What Do Your On- / Off-Premise Buyers Want?

Leslie Kaceus​ feels​ fortunate ​that her brewery — Bootstrap Brewing in Longmont, Colorado — ​is in an area where craft beer enthusiasts are more than willing to try new products and then talk about it to everyone they know.

​It means that working with local craft beer buyers in both on- and off-premise can result in a positive outlook to new releases in packaging.​

​”We’re very methodical about what we release and spend a great amount of time market testing a product way before we decide to package it​,” Kaceus said​.​ “Our customers love it because we’re not just throwing a product out to see how it does — they know it will sell well.​”​

This philosophy ​started ​from ​Day No. 1 for Bootstrap and its paid dividends.

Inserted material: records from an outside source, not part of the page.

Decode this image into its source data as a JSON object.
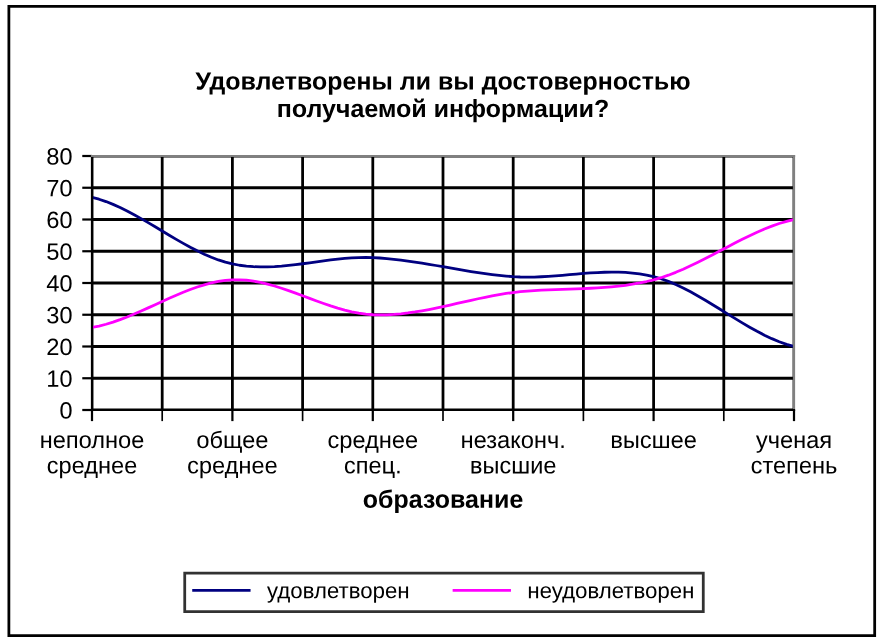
{
  "chart_data": {
    "type": "line",
    "title": "Удовлетворены ли вы достоверностью\nполучаемой информации?",
    "xlabel": "образование",
    "categories": [
      "неполное\nсреднее",
      "общее\nсреднее",
      "среднее\nспец.",
      "незаконч.\nвысшие",
      "высшее",
      "ученая\nстепень"
    ],
    "series": [
      {
        "name": "удовлетворен",
        "color": "#000080",
        "values": [
          67,
          46,
          48,
          42,
          42,
          20
        ]
      },
      {
        "name": "неудовлетворен",
        "color": "#ff00ff",
        "values": [
          26,
          41,
          30,
          37,
          41,
          60
        ]
      }
    ],
    "ylim": [
      0,
      80
    ],
    "yticks": [
      0,
      10,
      20,
      30,
      40,
      50,
      60,
      70,
      80
    ],
    "grid": true,
    "legend": "bottom",
    "marker": "none",
    "line_style": "solid"
  }
}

​”We make only what we like to drink, market test it in the taprooms, then festivals, then put kegs out to restaurants​,” Kaceus said of the marketing progression and penetration​.​”​ Only after success in these areas do we decide to put it in a can.​”​

Let the beer speak for itself​, said Hop & Sting brewer and co-owner Brian Burton​.

​”​Then it is up to our salespeople to close the deal​,” he said​. ​”It is a tough market, and there doesn’t seem to be anyone message that works.​”​

​Burton noted that most places ​that purchase beer in retail and on-premise now ​know enough that they should have some sort of craft beer.

​”​The best thing for a not​-​so​-​crafty venues are giving a quality product at a competitive price point​,” he said.​ That means having sales reps talk about how local ​the brewery is​, which equates to​ the freshness of the product and that the beer simply tastes good.